OK, thanks for the explanation of the precise meanings of 'Time Exceeded' and 'Destination Unreachable'. It's a little irritating that a router (which would know if the destination is unreachable) doesn't return that status when you try to ping outside directly attached networks.

It's not a firewall issue*. IPv6 protocol does come up eventually, it just takes a long time. I have taken comprehensive logs using tcpdump and wireshark, and can see that the Neighbor Discovery is not working properly between the OpenWrt router and the upstream Huawei router operated by the ISP. The ISP have been...unhelpful. It is galling that IPv4 comes up as soon as the router is booted, and IPv6 takes a variable amount of time, from minutes to hours. I'm not ruling out that OpenWrt implements Neighbor Discovery incorrectly, but I would have expected a lot of bug notifications if that were the case.The Huawei appears to be ignoring Router Solicitations - details in previous post: OpenWrt IPv6 issue?

*Well, I don't see how the firewall would cause the behaviour I'm seeing. If you can suggest some diagnostics to demonstrate it is a firewall problem, or rule it out, I'd be grateful.

Similar issue resolved in this thread...

1 Like

Thanks for that, I'll look into it, and try to understand why that should work.

Well, I tried that, and got a lot of messages in the log complaining about the configuration. I'll redo it when I get the time.

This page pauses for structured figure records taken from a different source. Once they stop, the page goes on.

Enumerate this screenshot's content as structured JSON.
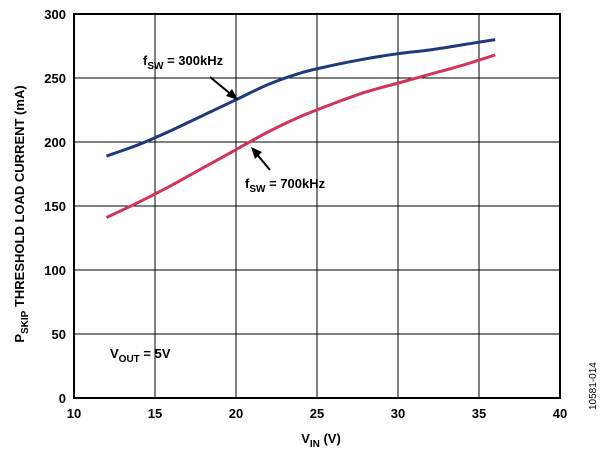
{
  "chart_data": {
    "type": "line",
    "xlabel": {
      "main": "V",
      "sub": "IN",
      "suffix": " (V)"
    },
    "ylabel": {
      "main": "P",
      "sub": "SKIP",
      "suffix": " THRESHOLD LOAD CURRENT (mA)"
    },
    "xlim": [
      10,
      40
    ],
    "ylim": [
      0,
      300
    ],
    "xticks": [
      10,
      15,
      20,
      25,
      30,
      35,
      40
    ],
    "yticks": [
      0,
      50,
      100,
      150,
      200,
      250,
      300
    ],
    "grid": true,
    "series": [
      {
        "name": "fSW = 300kHz",
        "color": "#1f3a7a",
        "x": [
          12,
          14,
          16,
          18,
          20,
          22,
          24,
          26,
          28,
          30,
          32,
          34,
          36
        ],
        "y": [
          189,
          198,
          209,
          221,
          233,
          245,
          254,
          260,
          265,
          269,
          272,
          276,
          280
        ]
      },
      {
        "name": "fSW = 700kHz",
        "color": "#d2335a",
        "x": [
          12,
          14,
          16,
          18,
          20,
          22,
          24,
          26,
          28,
          30,
          32,
          34,
          36
        ],
        "y": [
          141,
          153,
          166,
          180,
          194,
          208,
          220,
          230,
          239,
          246,
          253,
          260,
          268
        ]
      }
    ],
    "annotations": [
      {
        "main": "f",
        "sub": "SW",
        "suffix": " = 300kHz",
        "arrow_to": [
          20.3,
          233
        ]
      },
      {
        "main": "f",
        "sub": "SW",
        "suffix": " = 700kHz",
        "arrow_to": [
          21.2,
          200
        ]
      },
      {
        "main": "V",
        "sub": "OUT",
        "suffix": " = 5V"
      }
    ],
    "figure_code": "10581-014"
  }
}
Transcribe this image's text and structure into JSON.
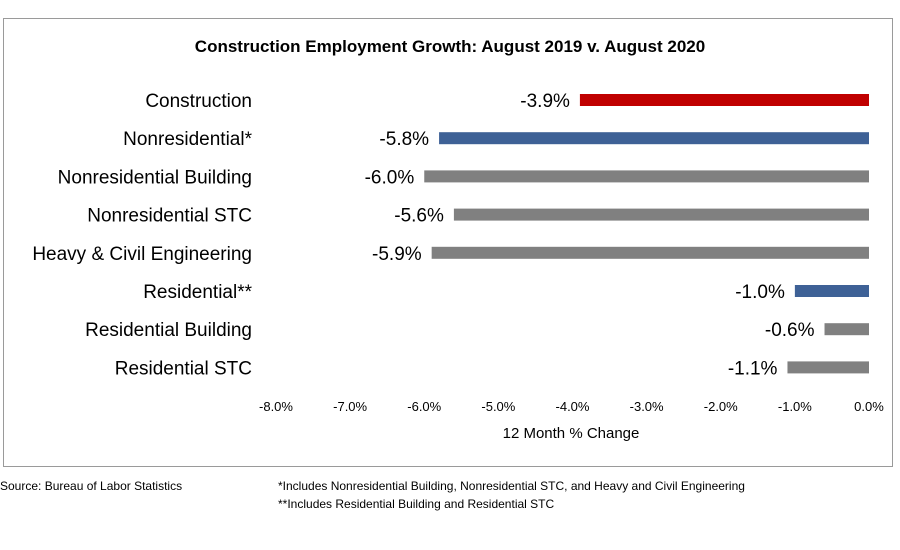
{
  "chart_data": {
    "type": "bar",
    "orientation": "horizontal",
    "title": "Construction Employment Growth: August 2019 v. August 2020",
    "xlabel": "12 Month % Change",
    "ylabel": "",
    "xlim": [
      -8.0,
      0.0
    ],
    "x_ticks": [
      "-8.0%",
      "-7.0%",
      "-6.0%",
      "-5.0%",
      "-4.0%",
      "-3.0%",
      "-2.0%",
      "-1.0%",
      "0.0%"
    ],
    "grid": false,
    "legend": "none",
    "categories": [
      "Construction",
      "Nonresidential*",
      "Nonresidential Building",
      "Nonresidential STC",
      "Heavy & Civil Engineering",
      "Residential**",
      "Residential Building",
      "Residential STC"
    ],
    "values": [
      -3.9,
      -5.8,
      -6.0,
      -5.6,
      -5.9,
      -1.0,
      -0.6,
      -1.1
    ],
    "data_labels": [
      "-3.9%",
      "-5.8%",
      "-6.0%",
      "-5.6%",
      "-5.9%",
      "-1.0%",
      "-0.6%",
      "-1.1%"
    ],
    "bar_colors": [
      "#c00000",
      "#3e6196",
      "#808080",
      "#808080",
      "#808080",
      "#3e6196",
      "#808080",
      "#808080"
    ]
  },
  "footer": {
    "source": "Source:  Bureau of Labor Statistics",
    "note1": "*Includes Nonresidential Building, Nonresidential STC, and Heavy and Civil Engineering",
    "note2": "**Includes Residential Building and Residential STC"
  }
}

Meanwhile, the IPv6 stability on 21.02.2 seems better. The collectd statistics show ping responses from the ISPs concentrator's link-local IP address to (a) be more stable, (b) consistently low-delay and (c) far lower drop rate.

--- fe80::<redacted> ping statistics ---
100 packets transmitted, 100 packets received, 0% packet loss
round-trip min/avg/max = 1.078/1.957/6.722 ms

That said, some RTDs are a lot higher, and there is some packet loss.

Now it might be that the ISP have upgraded the software on their Huawei device (which I'm getting loop detection packets from, but on the face of it, it is more likely something has changed in the OpenWrt IPv6 stack.

If/when I get the time, I'll set up test router and try unplugging and replugging the physical interface while running a packet capture and try and diagnose (again) what is going amiss with the Neighbor Discovery Protocol.